Lin Tao menghela napas dalam. “Feng, dengarkan ayah baik-baik. Serangan jiwa… sangat berbahaya jika digunakan pada orang biasa. Mereka bukan kultivator. Kekuatan seperti itu bisa membuat mereka kehilangan akal selamanya.”
Lin Feng menunduk sedikit.
“Aku hanya tidak menyukai cara dia memperlakukan ayah.”
“Ayah tahu,” jawab Lin Tao, menepuk bahu putranya. “Tapi kekuatan besar harus dikendalikan lebih besar lagi.”
Lin Feng tidak menjawab. Namun tatapan matanya tersenyum tipis.

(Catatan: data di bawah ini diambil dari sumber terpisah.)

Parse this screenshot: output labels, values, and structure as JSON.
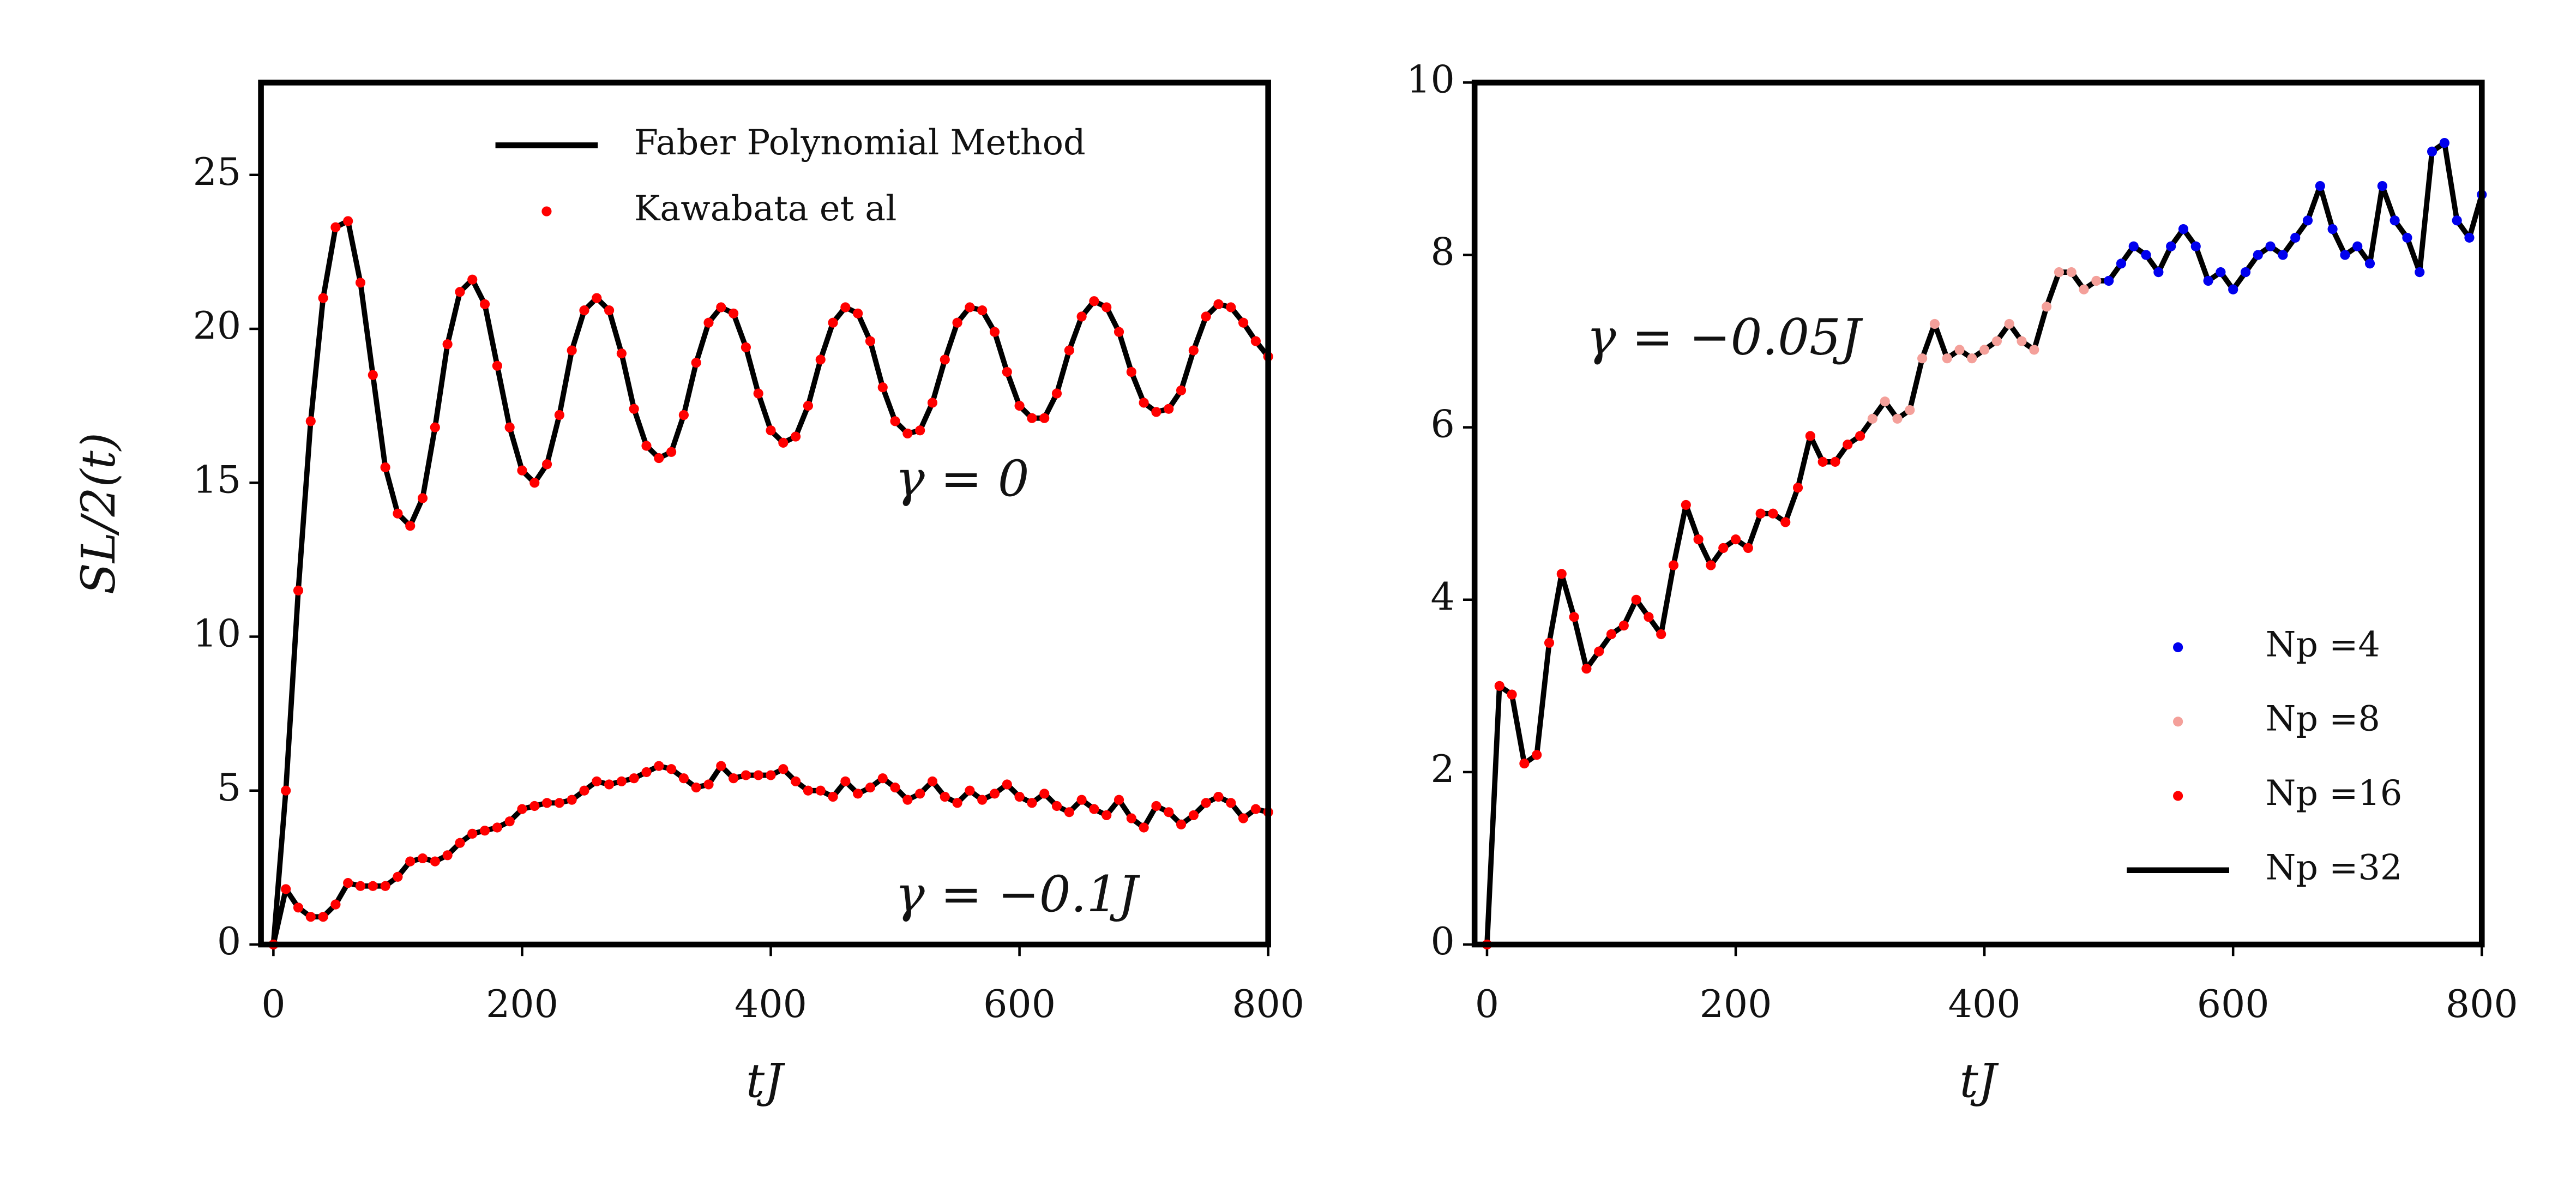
{
  "chart_data": [
    {
      "type": "line",
      "ylabel": "SL/2(t)",
      "xlabel": "tJ",
      "xlim": [
        -10,
        800
      ],
      "ylim": [
        0,
        28
      ],
      "xticks": [
        0,
        200,
        400,
        600,
        800
      ],
      "yticks": [
        0,
        5,
        10,
        15,
        20,
        25
      ],
      "legend": "upper right",
      "annotations": [
        {
          "text": "γ = 0",
          "x": 500,
          "y": 15
        },
        {
          "text": "γ = −0.1J",
          "x": 500,
          "y": 1.5
        }
      ],
      "x": [
        0,
        10,
        20,
        30,
        40,
        50,
        60,
        70,
        80,
        90,
        100,
        110,
        120,
        130,
        140,
        150,
        160,
        170,
        180,
        190,
        200,
        210,
        220,
        230,
        240,
        250,
        260,
        270,
        280,
        290,
        300,
        310,
        320,
        330,
        340,
        350,
        360,
        370,
        380,
        390,
        400,
        410,
        420,
        430,
        440,
        450,
        460,
        470,
        480,
        490,
        500,
        510,
        520,
        530,
        540,
        550,
        560,
        570,
        580,
        590,
        600,
        610,
        620,
        630,
        640,
        650,
        660,
        670,
        680,
        690,
        700,
        710,
        720,
        730,
        740,
        750,
        760,
        770,
        780,
        790,
        800
      ],
      "series": [
        {
          "name": "Faber Polynomial Method",
          "color": "#000000",
          "style": "line",
          "values": [
            0,
            5,
            11.5,
            17,
            21,
            23.3,
            23.5,
            21.5,
            18.5,
            15.5,
            14,
            13.6,
            14.5,
            16.8,
            19.5,
            21.2,
            21.6,
            20.8,
            18.8,
            16.8,
            15.4,
            15.0,
            15.6,
            17.2,
            19.3,
            20.6,
            21.0,
            20.6,
            19.2,
            17.4,
            16.2,
            15.8,
            16.0,
            17.2,
            18.9,
            20.2,
            20.7,
            20.5,
            19.4,
            17.9,
            16.7,
            16.3,
            16.5,
            17.5,
            19.0,
            20.2,
            20.7,
            20.5,
            19.6,
            18.1,
            17.0,
            16.6,
            16.7,
            17.6,
            19.0,
            20.2,
            20.7,
            20.6,
            19.9,
            18.6,
            17.5,
            17.1,
            17.1,
            17.9,
            19.3,
            20.4,
            20.9,
            20.7,
            19.9,
            18.6,
            17.6,
            17.3,
            17.4,
            18.0,
            19.3,
            20.4,
            20.8,
            20.7,
            20.2,
            19.6,
            19.1
          ]
        },
        {
          "color": "#000000",
          "style": "line",
          "values": [
            0,
            1.8,
            1.2,
            0.9,
            0.9,
            1.3,
            2.0,
            1.9,
            1.9,
            1.9,
            2.2,
            2.7,
            2.8,
            2.7,
            2.9,
            3.3,
            3.6,
            3.7,
            3.8,
            4.0,
            4.4,
            4.5,
            4.6,
            4.6,
            4.7,
            5.0,
            5.3,
            5.2,
            5.3,
            5.4,
            5.6,
            5.8,
            5.7,
            5.4,
            5.1,
            5.2,
            5.8,
            5.4,
            5.5,
            5.5,
            5.5,
            5.7,
            5.3,
            5.0,
            5.0,
            4.8,
            5.3,
            4.9,
            5.1,
            5.4,
            5.1,
            4.7,
            4.9,
            5.3,
            4.8,
            4.6,
            5.0,
            4.7,
            4.9,
            5.2,
            4.8,
            4.6,
            4.9,
            4.5,
            4.3,
            4.7,
            4.4,
            4.2,
            4.7,
            4.1,
            3.8,
            4.5,
            4.3,
            3.9,
            4.2,
            4.6,
            4.8,
            4.6,
            4.1,
            4.4,
            4.3
          ]
        },
        {
          "name": "Kawabata et al",
          "color": "#ff0000",
          "style": "dots",
          "values": [
            0,
            5,
            11.5,
            17,
            21,
            23.3,
            23.5,
            21.5,
            18.5,
            15.5,
            14,
            13.6,
            14.5,
            16.8,
            19.5,
            21.2,
            21.6,
            20.8,
            18.8,
            16.8,
            15.4,
            15.0,
            15.6,
            17.2,
            19.3,
            20.6,
            21.0,
            20.6,
            19.2,
            17.4,
            16.2,
            15.8,
            16.0,
            17.2,
            18.9,
            20.2,
            20.7,
            20.5,
            19.4,
            17.9,
            16.7,
            16.3,
            16.5,
            17.5,
            19.0,
            20.2,
            20.7,
            20.5,
            19.6,
            18.1,
            17.0,
            16.6,
            16.7,
            17.6,
            19.0,
            20.2,
            20.7,
            20.6,
            19.9,
            18.6,
            17.5,
            17.1,
            17.1,
            17.9,
            19.3,
            20.4,
            20.9,
            20.7,
            19.9,
            18.6,
            17.6,
            17.3,
            17.4,
            18.0,
            19.3,
            20.4,
            20.8,
            20.7,
            20.2,
            19.6,
            19.1
          ]
        },
        {
          "color": "#ff0000",
          "style": "dots",
          "values": [
            0,
            1.8,
            1.2,
            0.9,
            0.9,
            1.3,
            2.0,
            1.9,
            1.9,
            1.9,
            2.2,
            2.7,
            2.8,
            2.7,
            2.9,
            3.3,
            3.6,
            3.7,
            3.8,
            4.0,
            4.4,
            4.5,
            4.6,
            4.6,
            4.7,
            5.0,
            5.3,
            5.2,
            5.3,
            5.4,
            5.6,
            5.8,
            5.7,
            5.4,
            5.1,
            5.2,
            5.8,
            5.4,
            5.5,
            5.5,
            5.5,
            5.7,
            5.3,
            5.0,
            5.0,
            4.8,
            5.3,
            4.9,
            5.1,
            5.4,
            5.1,
            4.7,
            4.9,
            5.3,
            4.8,
            4.6,
            5.0,
            4.7,
            4.9,
            5.2,
            4.8,
            4.6,
            4.9,
            4.5,
            4.3,
            4.7,
            4.4,
            4.2,
            4.7,
            4.1,
            3.8,
            4.5,
            4.3,
            3.9,
            4.2,
            4.6,
            4.8,
            4.6,
            4.1,
            4.4,
            4.3
          ]
        }
      ]
    },
    {
      "type": "line",
      "xlabel": "tJ",
      "xlim": [
        -10,
        800
      ],
      "ylim": [
        0,
        10
      ],
      "xticks": [
        0,
        200,
        400,
        600,
        800
      ],
      "yticks": [
        0,
        2,
        4,
        6,
        8,
        10
      ],
      "legend": "lower right",
      "annotations": [
        {
          "text": "γ = −0.05J",
          "x": 80,
          "y": 7
        }
      ],
      "x": [
        0,
        10,
        20,
        30,
        40,
        50,
        60,
        70,
        80,
        90,
        100,
        110,
        120,
        130,
        140,
        150,
        160,
        170,
        180,
        190,
        200,
        210,
        220,
        230,
        240,
        250,
        260,
        270,
        280,
        290,
        300,
        310,
        320,
        330,
        340,
        350,
        360,
        370,
        380,
        390,
        400,
        410,
        420,
        430,
        440,
        450,
        460,
        470,
        480,
        490,
        500,
        510,
        520,
        530,
        540,
        550,
        560,
        570,
        580,
        590,
        600,
        610,
        620,
        630,
        640,
        650,
        660,
        670,
        680,
        690,
        700,
        710,
        720,
        730,
        740,
        750,
        760,
        770,
        780,
        790,
        800
      ],
      "series": [
        {
          "name": "Np =4",
          "color": "#0000ee",
          "style": "dots",
          "values": [
            null,
            null,
            null,
            null,
            null,
            null,
            null,
            null,
            null,
            null,
            null,
            null,
            null,
            null,
            null,
            null,
            null,
            null,
            null,
            null,
            null,
            null,
            null,
            null,
            null,
            null,
            null,
            null,
            null,
            null,
            null,
            null,
            null,
            null,
            null,
            null,
            null,
            null,
            null,
            null,
            null,
            null,
            null,
            null,
            null,
            null,
            null,
            null,
            null,
            null,
            7.7,
            7.9,
            8.1,
            8.0,
            7.8,
            8.1,
            8.3,
            8.1,
            7.7,
            7.8,
            7.6,
            7.8,
            8.0,
            8.1,
            8.0,
            8.2,
            8.4,
            8.8,
            8.3,
            8.0,
            8.1,
            7.9,
            8.8,
            8.4,
            8.2,
            7.8,
            9.2,
            9.3,
            8.4,
            8.2,
            8.7
          ]
        },
        {
          "name": "Np =8",
          "color": "#f4a09a",
          "style": "dots",
          "values": [
            null,
            null,
            null,
            null,
            null,
            null,
            null,
            null,
            null,
            null,
            null,
            null,
            null,
            null,
            null,
            null,
            null,
            null,
            null,
            null,
            null,
            null,
            null,
            null,
            null,
            null,
            null,
            null,
            null,
            null,
            null,
            6.1,
            6.3,
            6.1,
            6.2,
            6.8,
            7.2,
            6.8,
            6.9,
            6.8,
            6.9,
            7.0,
            7.2,
            7.0,
            6.9,
            7.4,
            7.8,
            7.8,
            7.6,
            7.7,
            null,
            null,
            null,
            null,
            null,
            null,
            null,
            null,
            null,
            null,
            null,
            null,
            null,
            null,
            null,
            null,
            null,
            null,
            null,
            null,
            null,
            null,
            null,
            null,
            null,
            null,
            null,
            null,
            null,
            null,
            null
          ]
        },
        {
          "name": "Np =16",
          "color": "#ff0000",
          "style": "dots",
          "values": [
            0,
            3.0,
            2.9,
            2.1,
            2.2,
            3.5,
            4.3,
            3.8,
            3.2,
            3.4,
            3.6,
            3.7,
            4.0,
            3.8,
            3.6,
            4.4,
            5.1,
            4.7,
            4.4,
            4.6,
            4.7,
            4.6,
            5.0,
            5.0,
            4.9,
            5.3,
            5.9,
            5.6,
            5.6,
            5.8,
            5.9,
            null,
            null,
            null,
            null,
            null,
            null,
            null,
            null,
            null,
            null,
            null,
            null,
            null,
            null,
            null,
            null,
            null,
            null,
            null,
            null,
            null,
            null,
            null,
            null,
            null,
            null,
            null,
            null,
            null,
            null,
            null,
            null,
            null,
            null,
            null,
            null,
            null,
            null,
            null,
            null,
            null,
            null,
            null,
            null,
            null,
            null,
            null,
            null,
            null,
            null
          ]
        },
        {
          "name": "Np =32",
          "color": "#000000",
          "style": "line",
          "values": [
            0,
            3.0,
            2.9,
            2.1,
            2.2,
            3.5,
            4.3,
            3.8,
            3.2,
            3.4,
            3.6,
            3.7,
            4.0,
            3.8,
            3.6,
            4.4,
            5.1,
            4.7,
            4.4,
            4.6,
            4.7,
            4.6,
            5.0,
            5.0,
            4.9,
            5.3,
            5.9,
            5.6,
            5.6,
            5.8,
            5.9,
            6.1,
            6.3,
            6.1,
            6.2,
            6.8,
            7.2,
            6.8,
            6.9,
            6.8,
            6.9,
            7.0,
            7.2,
            7.0,
            6.9,
            7.4,
            7.8,
            7.8,
            7.6,
            7.7,
            7.7,
            7.9,
            8.1,
            8.0,
            7.8,
            8.1,
            8.3,
            8.1,
            7.7,
            7.8,
            7.6,
            7.8,
            8.0,
            8.1,
            8.0,
            8.2,
            8.4,
            8.8,
            8.3,
            8.0,
            8.1,
            7.9,
            8.8,
            8.4,
            8.2,
            7.8,
            9.2,
            9.3,
            8.4,
            8.2,
            8.7
          ]
        }
      ]
    }
  ]
}
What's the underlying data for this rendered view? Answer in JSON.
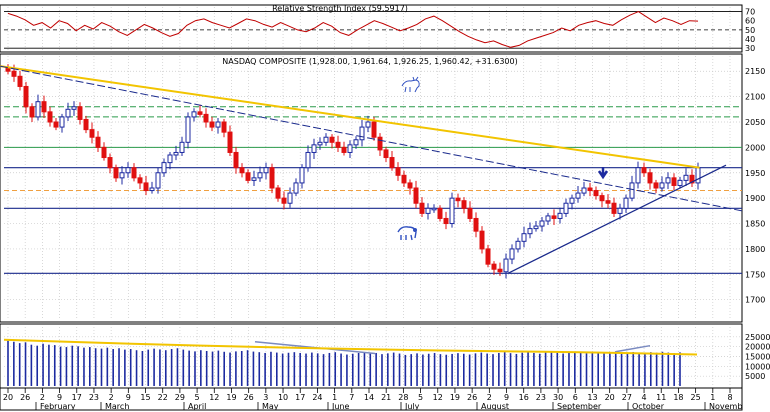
{
  "chart_data": [
    {
      "type": "line",
      "panel": "rsi",
      "title": "Relative Strength Index (59.5917)",
      "ylim": [
        28,
        75
      ],
      "y_ticks": [
        30,
        40,
        50,
        60,
        70
      ],
      "reference_lines": [
        70,
        50,
        30
      ],
      "values": [
        68,
        65,
        61,
        55,
        58,
        52,
        60,
        57,
        49,
        55,
        51,
        58,
        54,
        48,
        44,
        50,
        56,
        52,
        47,
        43,
        46,
        55,
        60,
        62,
        58,
        55,
        52,
        57,
        62,
        60,
        56,
        53,
        58,
        54,
        50,
        48,
        52,
        58,
        54,
        47,
        44,
        50,
        55,
        60,
        57,
        53,
        49,
        52,
        56,
        62,
        65,
        60,
        54,
        48,
        43,
        39,
        36,
        38,
        34,
        31,
        33,
        38,
        41,
        44,
        47,
        52,
        49,
        55,
        58,
        60,
        57,
        55,
        61,
        66,
        70,
        64,
        58,
        63,
        60,
        56,
        60,
        59.6
      ]
    },
    {
      "type": "candlestick",
      "panel": "price",
      "title": "NASDAQ COMPOSITE (1,928.00, 1,961.64, 1,926.25, 1,960.42, +31.6300)",
      "ylim": [
        1660,
        2180
      ],
      "y_ticks": [
        1700,
        1750,
        1800,
        1850,
        1900,
        1950,
        2000,
        2050,
        2100,
        2150
      ],
      "x_tick_labels": [
        "20",
        "26",
        "2",
        "9",
        "17",
        "23",
        "2",
        "9",
        "15",
        "22",
        "29",
        "5",
        "12",
        "19",
        "26",
        "3",
        "10",
        "17",
        "24",
        "1",
        "7",
        "14",
        "21",
        "28",
        "5",
        "12",
        "19",
        "26",
        "2",
        "9",
        "16",
        "23",
        "30",
        "6",
        "13",
        "20",
        "27",
        "4",
        "11",
        "18",
        "25",
        "1",
        "8"
      ],
      "month_labels": [
        "February",
        "March",
        "April",
        "May",
        "June",
        "July",
        "August",
        "September",
        "October",
        "Novemb"
      ],
      "horizontal_levels": [
        1960,
        1880,
        1752
      ],
      "support_levels": [
        1915
      ],
      "resistance_levels": [
        2080,
        2060,
        2000
      ],
      "trendlines": [
        {
          "name": "yellow-downtrend",
          "from": [
            "20",
            2160
          ],
          "to": [
            "25",
            1960
          ]
        },
        {
          "name": "blue-dashed-downtrend",
          "from": [
            "20",
            2160
          ],
          "to": [
            "8",
            1880
          ]
        },
        {
          "name": "blue-uptrend",
          "from": [
            "9",
            1752
          ],
          "to": [
            "8",
            1965
          ]
        }
      ],
      "annotations": [
        "bull-icon",
        "bear-icon",
        "down-arrow-icon"
      ],
      "close_values": [
        2150,
        2140,
        2120,
        2080,
        2060,
        2090,
        2070,
        2050,
        2040,
        2060,
        2075,
        2080,
        2055,
        2035,
        2020,
        2000,
        1980,
        1960,
        1940,
        1950,
        1960,
        1940,
        1930,
        1915,
        1920,
        1950,
        1970,
        1985,
        1990,
        2010,
        2060,
        2070,
        2065,
        2050,
        2040,
        2050,
        2030,
        1990,
        1960,
        1950,
        1935,
        1940,
        1950,
        1960,
        1920,
        1900,
        1890,
        1910,
        1930,
        1960,
        1990,
        2005,
        2010,
        2020,
        2010,
        2000,
        1990,
        2005,
        2015,
        2040,
        2050,
        2020,
        1995,
        1980,
        1960,
        1945,
        1930,
        1920,
        1890,
        1870,
        1880,
        1880,
        1860,
        1850,
        1900,
        1895,
        1880,
        1860,
        1835,
        1800,
        1770,
        1760,
        1755,
        1780,
        1800,
        1815,
        1830,
        1840,
        1845,
        1855,
        1865,
        1860,
        1870,
        1890,
        1900,
        1910,
        1920,
        1915,
        1905,
        1895,
        1890,
        1870,
        1880,
        1900,
        1930,
        1960,
        1950,
        1930,
        1920,
        1930,
        1940,
        1925,
        1935,
        1945,
        1930,
        1960
      ]
    },
    {
      "type": "bar",
      "panel": "volume",
      "ylim": [
        0,
        30000
      ],
      "y_ticks": [
        5000,
        10000,
        15000,
        20000,
        25000
      ],
      "moving_average_value": 16000,
      "values": [
        23000,
        22500,
        21800,
        22200,
        21000,
        20500,
        21500,
        21000,
        20800,
        20000,
        19800,
        20500,
        20200,
        19500,
        19800,
        19200,
        19000,
        19500,
        18800,
        19200,
        18500,
        18800,
        18200,
        17800,
        18500,
        19000,
        18600,
        18200,
        18800,
        19200,
        18500,
        18000,
        17600,
        18200,
        17800,
        17500,
        18000,
        17400,
        17000,
        17600,
        17800,
        18200,
        17500,
        17200,
        16800,
        17400,
        17000,
        16500,
        16900,
        17200,
        16800,
        16500,
        17000,
        16600,
        16200,
        16800,
        17200,
        16500,
        16000,
        16400,
        16800,
        17000,
        16500,
        16800,
        16200,
        16600,
        17000,
        16500,
        15800,
        16200,
        16600,
        16000,
        16400,
        16800,
        16200,
        15900,
        16300,
        16700,
        16400,
        16000,
        16600,
        17000,
        16500,
        16200,
        16800,
        17200,
        16700,
        16300,
        16900,
        17300,
        16800,
        16400,
        17000,
        17400,
        16900,
        16500,
        17100,
        17500,
        16800,
        16600,
        17200,
        16900,
        16500,
        17000,
        17600,
        17200,
        16800,
        17300,
        17000,
        16600,
        17200,
        16900,
        17400,
        17000,
        16700,
        17100
      ]
    }
  ],
  "colors": {
    "up": "#1c2aa0",
    "down": "#e01010",
    "yellow_line": "#f2c400",
    "blue_line": "#1a2a8c",
    "green_line": "#2a9a4a",
    "orange_line": "#f0a040",
    "rsi_line": "#c00000",
    "volume_bar": "#1c2aa0",
    "volume_trend": "#7a8ac0"
  }
}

Karena kini ia memahami sesuatu…
**Kekuatan matanya telah bangkit.**
Sebuah kekuatan yang bahkan di kehidupan sebelumnya ia idam-idamkan.
“**Mata Langit Pembalik Jiwa…**” gumam Lin Feng dalam hati.
“Siapa sangka aku akan membangunkannya di kehidupan ini?”
Aura Pendekar Langit di dalam tubuhnya tertawa puas—sombong, liar, seperti binatang buas yang baru keluar dari kandang setelah seribu tahun.
Lin Tao kemudian menatap kedua anaknya.
“Kita sudah dapat uang. Sekarang ayah ingin membeli kalian pakaian bagus.” Xin Qian tersenyum cerah. “Benarkah ayah?!”
Lin Tao mengangguk. “Tentu. Sudah waktunya kalian terlihat seperti anak dari keluarga terhormat.”
Lin Feng ikut melangkah. Diam, namun senyum kecil tergambar di bibirnya.